Rozmowy prezydenta Andrzeja Dudy z kanclerz Angelą Merkel będą dotyczyć Brexitu, tego jak Polska i Niemcy mogą mówić wspólnym głosem na ten temat, ale także stosunku państw UE do prezydentury Donalda Trumpa - powiedział w TVP Info Marek Magierowski.

We wtorek w TVP Info dyrektor prezydenckiego biura prasowego Marek Magierowski zapowiedział, że spotkanie Dudy z Merkel będzie "dotyczyło spraw, które nurtują i Niemcy, i Polskę w kontekście przyszłości Europy". Jak wyjaśnił, wśród poruszanych tematów znajdzie się na pewno kwestia Brexitu. "Zarówno Niemcy, jak i Polaka chciałyby, aby Brexit przebiegał w sposób łagodny" - powiedział Magierowski.

"Nie da się już powstrzymać tego procesu, ale należy uczynić wszystko, aby ten rozwód Wielkiej Brytanii z UE miał jak najmniejszy wpływ na gospodarkę unijną, bo to jest największe zmartwienie dzisiaj wszystkich członków UE" - mówił Magierowski.

Jego zdnaiem rząd niemiecki i polski zdają sobie sprawę z tego jakie mogą być konsekwencje wyjścia Wielkiej Brytanii z UE. "O ile Niemcy są naszym największym partnerem handlowym, to Wielka Brytania jest naszym drugim partnerem handlowym w kolejności.

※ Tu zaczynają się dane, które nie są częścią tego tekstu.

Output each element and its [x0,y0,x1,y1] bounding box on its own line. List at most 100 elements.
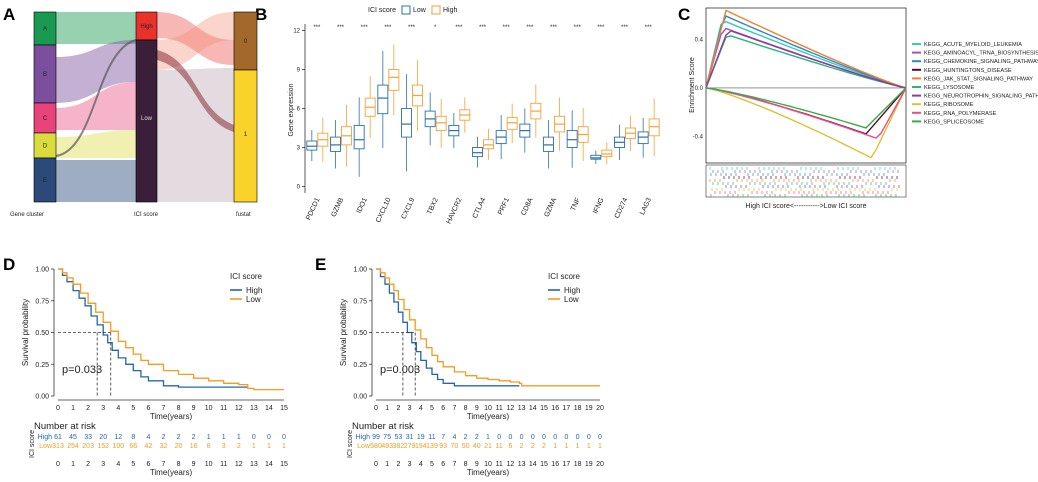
km-x-tick-label: 18 [574,405,582,412]
km-x-tick-label: 3 [408,405,412,412]
cxcl9-low-box [401,108,412,138]
risk-x-tick-label: 7 [162,461,166,468]
risk-value: 1 [576,443,580,450]
gsea-y-tick: 0.4 [695,37,704,43]
risk-value: 16 [190,443,198,450]
risk-x-tick-label: 10 [484,461,492,468]
legend-high-label: High [443,7,458,14]
risk-value: 1 [598,443,602,450]
risk-value: 93 [439,443,447,450]
gsea-legend-label: KEGG_CHEMOKINE_SIGNALING_PATHWAY [924,59,1038,65]
ctla4-high-box [483,139,494,150]
km-x-tick-label: 10 [484,405,492,412]
risk-x-tick-label: 18 [574,461,582,468]
km-pvalue: p=0.003 [380,364,420,376]
significance-tnf: *** [574,25,582,31]
risk-value: 0 [553,434,557,441]
gsea-plot: Enrichment Score High ICI score<--------… [689,7,1038,210]
risk-value: 2 [464,434,468,441]
km-y-tick-label: 0.25 [35,362,49,369]
risk-value: 313 [52,443,64,450]
km-y-tick-label: 1.00 [35,267,49,274]
gsea-curve-9 [705,87,907,139]
risk-value: 21 [484,443,492,450]
risk-x-tick-label: 20 [596,461,604,468]
km-legend-label-low: Low [246,295,261,304]
category-prf1: PRF1 [497,197,511,216]
significance-ifng: *** [597,25,605,31]
risk-value: 0 [564,434,568,441]
risk-value: 203 [82,443,94,450]
cluster-e-box [33,157,57,203]
cluster-a-label: A [43,27,47,33]
legend-low-label: Low [413,7,427,14]
km-x-tick-label: 20 [596,405,604,412]
risk-table-ylabel: ICI score [29,430,36,458]
panel-label-d: D [3,255,15,274]
legend-low-swatch [401,5,411,15]
significance-lag3: *** [645,25,653,31]
risk-value: 2 [475,434,479,441]
km-x-tick-label: 5 [131,405,135,412]
risk-value: 70 [451,443,459,450]
flow-low-1 [157,68,234,202]
panel-label-e: E [315,255,326,274]
km-x-tick-label: 11 [220,405,227,412]
risk-value: 2 [177,434,181,441]
alluvial-plot: A B C D E High Low 0 1 Gene cluster ICI scor… [10,11,258,218]
km-y-tick-label: 0.75 [353,298,367,305]
legend-title: ICI score [368,7,396,14]
risk-x-tick-label: 9 [192,461,196,468]
flow-d-high [55,39,137,157]
km-x-tick-label: 17 [563,405,571,412]
risk-value: 11 [428,434,435,441]
significance-prf1: *** [503,25,511,31]
flow-c-low [56,82,136,130]
y-tick-label: 12 [293,29,300,35]
risk-value: 61 [54,434,62,441]
tbx2-high-box [435,115,447,132]
risk-value: 580 [370,443,382,450]
km-x-tick-label: 2 [396,405,400,412]
gzma-low-box [543,136,554,152]
risk-value: 1 [267,443,271,450]
significance-cd274: *** [621,25,629,31]
risk-value: 100 [112,443,124,450]
risk-x-tick-label: 3 [408,461,412,468]
significance-ctla4: *** [479,25,487,31]
risk-value: 0 [576,434,580,441]
risk-value: 2 [192,434,196,441]
km-y-tick-label: 0.00 [353,394,367,401]
gsea-rug-frame [705,164,907,198]
km-x-label: Time(years) [467,412,510,421]
category-cd274: CD274 [614,197,630,220]
km-x-tick-label: 6 [441,405,445,412]
risk-x-tick-label: 6 [146,461,150,468]
km-x-tick-label: 4 [419,405,423,412]
lag3-low-box [637,131,649,145]
gsea-y-tick: 0.0 [695,86,704,92]
tnf-low-box [566,130,578,148]
risk-x-tick-label: 6 [441,461,445,468]
risk-value: 0 [598,434,602,441]
risk-value: 279 [404,443,416,450]
cluster-e-label: E [43,178,47,184]
risk-x-tick-label: 4 [116,461,120,468]
legend-high-swatch [431,5,441,15]
risk-value: 0 [508,434,512,441]
gsea-y-label: Enrichment Score [689,57,696,113]
risk-x-tick-label: 11 [496,461,503,468]
risk-x-tick-label: 2 [86,461,90,468]
risk-x-tick-label: 5 [131,461,135,468]
category-lag3: LAG3 [639,197,653,216]
gsea-legend-label: KEGG_HUNTINGTONS_DISEASE [924,68,1012,74]
gsea-frame [705,7,907,164]
cxcl10-high-box [388,69,400,91]
category-cxcl9: CXCL9 [400,197,416,221]
km-legend-title: ICI score [230,272,263,281]
risk-value: 493 [381,443,393,450]
km-y-tick-label: 0.50 [35,330,49,337]
risk-value: 1 [222,434,226,441]
fustat-1-label: 1 [244,132,248,138]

Dorzućmy do tego ogromną liczbę Polaków, którzy żyją i pracują w Wielkiej Brytanii, których sytuacja dziś jest niepewna (...) To jest także zadanie dla polskich władz, aby wspólnie wynegocjować takie warunki tego rozejścia, żeby polska społeczność w Wielkiej Brytanii w jak najmniejszym stopniu odczuła negatywne konsekwencje tego rozwodu" - powiedział Magierowski.

Zapowiedział, że kwestia Brexitu nie będzie jednak tematem dominującym. "Myślę, że niezwykle ważny będzie stosunek poszczególnych członków UE do prezydentury Donalda Trumpa. Europa Zachodnia - mówię o opinii publicznej, nie o elitach politycznych - reaguje dość histerycznie na różne posunięcia, zapowiedzi płynące z ust Trumpa. Widać też, że Europa Wschodnia reaguje nieco spokojniej (...) Trzeba uczynić wszystko, by przekonać Trumpa, do naszych racji, aby miał świadomość zagrożeń płynących głównie zza naszej wschodniej granicy i żeby wiedział dlaczego wzmocnienie np. wschodniej flanki NATO jest tak ważne" - podkreślił Magierowski.